When James Butler Hickok walked into Saloon No. 10 in Deadwood on the afternoon of August 1, 1876, he wasn’t carrying a lawman’s badge or riding high on a hero’s welcome. He was tired. His eyesight was failing. His gambling luck had soured. And worst of all, he sat with his back to the door. That would prove fatal. Within moments, a drifter named Jack McCall would fire a pistol into the back of Hickok’s head, ending the life of one of the most famous figures of the American frontier.

Wild Bill Hickok’s death has become legend. So has much of his life. But between the dime novels and the Deadwood reenactments, there’s a real man worth knowing. One who didn’t always fit the myth.
James Hickok was born in 1837 in Homer, Illinois. The place is called Troy Grove now. His father, William Alonzo Hickok, was an abolitionist who ran a stop on the Underground Railroad. The family had deep roots in New England and revolutionary blood. James grew up with a strong sense of justice and a sharper eye for trouble.
By the time he was eighteen, Hickok had tangled with a man in a canal brawl. Both thought they’d killed the other. Neither had. But James fled west anyway. He started using aliases, eventually landing on “Wild Bill,” a name that stuck tighter than a burr in buckskin.
His first brush with lasting fame came at Rock Creek Station, Nebraska, in 1861. He was working for the Pony Express outfit when David McCanles came to collect on an unpaid debt. Accounts differ wildly. Some say McCanles was armed and dangerous. Others suggest he was just a loud creditor. Either way, three men ended up dead, and Hickok’s name began to circulate as a deadly shot who didn’t hesitate.
That incident gave rise to the legend. And Wild Bill fed it. In 1867, a journalist named George Ward Nichols published an article that claimed Hickok had personally killed hundreds. The real number was likely closer to six.
Still, Hickok leaned into the persona. He wore embroidered shirts, posed for photographs, and took part in shows that blurred entertainment and reality. For a short time, he even shared the stage with Buffalo Bill Cody and Texas Jack Omohundro.

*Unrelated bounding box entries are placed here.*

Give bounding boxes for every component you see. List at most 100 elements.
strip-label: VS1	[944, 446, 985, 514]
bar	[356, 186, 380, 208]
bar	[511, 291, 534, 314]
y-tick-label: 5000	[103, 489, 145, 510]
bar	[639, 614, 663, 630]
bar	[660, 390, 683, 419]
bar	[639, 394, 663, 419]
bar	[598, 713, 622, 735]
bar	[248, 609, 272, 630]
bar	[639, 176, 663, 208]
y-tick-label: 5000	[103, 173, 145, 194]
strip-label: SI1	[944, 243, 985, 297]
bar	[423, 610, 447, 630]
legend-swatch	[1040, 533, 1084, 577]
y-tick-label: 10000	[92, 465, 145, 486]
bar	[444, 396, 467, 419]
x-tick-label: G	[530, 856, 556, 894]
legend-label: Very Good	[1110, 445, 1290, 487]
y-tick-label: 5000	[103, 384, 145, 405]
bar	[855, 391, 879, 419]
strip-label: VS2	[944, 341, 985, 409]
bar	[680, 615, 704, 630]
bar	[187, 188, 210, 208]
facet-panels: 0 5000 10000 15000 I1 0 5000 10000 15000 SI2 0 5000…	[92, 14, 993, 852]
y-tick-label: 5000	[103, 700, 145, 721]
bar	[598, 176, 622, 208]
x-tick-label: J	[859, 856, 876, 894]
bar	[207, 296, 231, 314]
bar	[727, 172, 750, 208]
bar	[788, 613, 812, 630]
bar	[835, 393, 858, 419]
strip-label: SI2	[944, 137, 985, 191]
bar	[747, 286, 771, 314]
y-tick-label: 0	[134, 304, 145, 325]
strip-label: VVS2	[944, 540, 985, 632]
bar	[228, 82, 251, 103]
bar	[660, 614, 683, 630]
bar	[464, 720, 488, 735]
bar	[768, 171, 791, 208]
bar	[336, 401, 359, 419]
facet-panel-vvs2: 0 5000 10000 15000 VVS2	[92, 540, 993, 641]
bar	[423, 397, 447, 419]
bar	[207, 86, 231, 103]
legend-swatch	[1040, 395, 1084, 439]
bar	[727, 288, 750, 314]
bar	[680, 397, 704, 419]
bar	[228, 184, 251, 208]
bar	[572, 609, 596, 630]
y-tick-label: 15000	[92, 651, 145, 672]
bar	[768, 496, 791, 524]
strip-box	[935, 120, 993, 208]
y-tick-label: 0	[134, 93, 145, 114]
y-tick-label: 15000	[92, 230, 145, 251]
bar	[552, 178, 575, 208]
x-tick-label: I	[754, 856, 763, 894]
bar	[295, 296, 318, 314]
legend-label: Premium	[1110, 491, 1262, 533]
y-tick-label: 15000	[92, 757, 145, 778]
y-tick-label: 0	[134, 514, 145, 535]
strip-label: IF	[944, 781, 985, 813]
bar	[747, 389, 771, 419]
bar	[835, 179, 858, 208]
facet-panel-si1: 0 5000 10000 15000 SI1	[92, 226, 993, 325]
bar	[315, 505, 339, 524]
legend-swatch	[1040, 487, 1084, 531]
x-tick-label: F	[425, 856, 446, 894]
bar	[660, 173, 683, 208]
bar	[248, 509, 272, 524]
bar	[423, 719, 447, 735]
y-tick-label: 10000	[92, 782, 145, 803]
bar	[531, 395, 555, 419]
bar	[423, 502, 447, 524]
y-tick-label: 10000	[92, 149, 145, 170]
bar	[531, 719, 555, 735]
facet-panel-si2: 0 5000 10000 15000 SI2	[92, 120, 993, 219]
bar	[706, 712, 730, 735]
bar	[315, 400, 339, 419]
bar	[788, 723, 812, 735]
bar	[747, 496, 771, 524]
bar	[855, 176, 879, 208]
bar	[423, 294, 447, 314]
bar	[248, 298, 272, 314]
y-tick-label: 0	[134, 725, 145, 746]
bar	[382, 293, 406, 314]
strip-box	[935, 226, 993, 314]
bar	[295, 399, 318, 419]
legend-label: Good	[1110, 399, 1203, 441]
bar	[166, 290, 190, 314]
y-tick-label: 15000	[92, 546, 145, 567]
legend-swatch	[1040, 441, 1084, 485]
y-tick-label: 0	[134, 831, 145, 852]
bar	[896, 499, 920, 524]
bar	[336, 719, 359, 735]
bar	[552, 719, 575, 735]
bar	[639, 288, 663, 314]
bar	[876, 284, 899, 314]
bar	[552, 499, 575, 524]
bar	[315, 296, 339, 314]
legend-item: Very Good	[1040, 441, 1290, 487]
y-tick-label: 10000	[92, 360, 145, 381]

The Civil War gave Hickok a job as a Union scout and occasional spy. After the war, he moved into law enforcement in Kansas, where things got violent in a hurry.
In Springfield in 1865, he faced down Davis Tutt in a town-square shootout over a gambling debt and a pocket watch. That single bullet — Hickok’s — struck Tutt in the heart. It was the classic “Wild West duel,” and it cemented Hickok’s place in frontier folklore.
As marshal of Hays and later Abilene, Hickok killed several men, including Phil Coe, a saloon owner with a vendetta. Tragically, after shooting Coe, Hickok turned and fired again, accidentally killing his own deputy, Mike Williams. That mistake followed him for the rest of his life.
By the 1870s, Hickok was wearing out. His vision was getting worse. He had eye trouble that may have been syphilitic in nature or perhaps chronic trachoma. Either way, it was bad enough that he couldn’t shoot with the same precision. He drifted. Took odd jobs. Gambled. Got arrested for vagrancy. The hero of Harper’s Magazine was aging fast and fading from view.
In March 1876, he married Agnes Thatcher Lake, a widow who ran a traveling circus. They barely had time together. Hickok joined Charlie Utter’s wagon train and headed to Deadwood in the Black Hills, hoping for one last stake in the gold camps.
His health was poor, and he knew it. In a letter to Agnes shortly before his death, he wrote, “If such should be we never meet again, while firing my last shot, I will gently breathe the name of my wife — Agnes.”
Deadwood in 1876 was a rough camp filled with speculators, drunks, and outlaws. Hickok played poker in Saloon No. 10 most days. Locals said he normally sat with his back to the wall. On August 2, he couldn’t get that seat.
At 4:15 in the afternoon, Jack McCall — a nobody with a grudge — walked in and shot Hickok in the back of the head. The gambler died instantly. McCall tried to shoot others, but every remaining round in his pistol failed to fire.
Deadwood’s legends claim Wild Bill died holding the infamous “Dead Man’s Hand” — two black aces and two black eights. But that detail didn’t show up until 1926, fifty years later, in a biography that relied more on lore than fact.
Hickok was buried in Deadwood’s Mount Moriah Cemetery. His grave became a tourist stop. His image became a symbol of the Old West — sometimes righteous, sometimes ruthless, never dull.
Historians still argue over how many men he actually killed. Some called him a murderer. Others said he only drew in self-defense or in the line of duty. The truth is somewhere in the middle.
What’s clear is that Wild Bill was complicated. Vain and charming. Brave and reckless. A man of justice, and a man who made mistakes that cost lives. He died not in a blaze of glory, but from a cheap shot to the back of the head.
There’s no tidy ending to his story. But then again, Wild Bill Hickok never fit the mold. Not in life. Not in death.
And that’s what keeps the legend alive.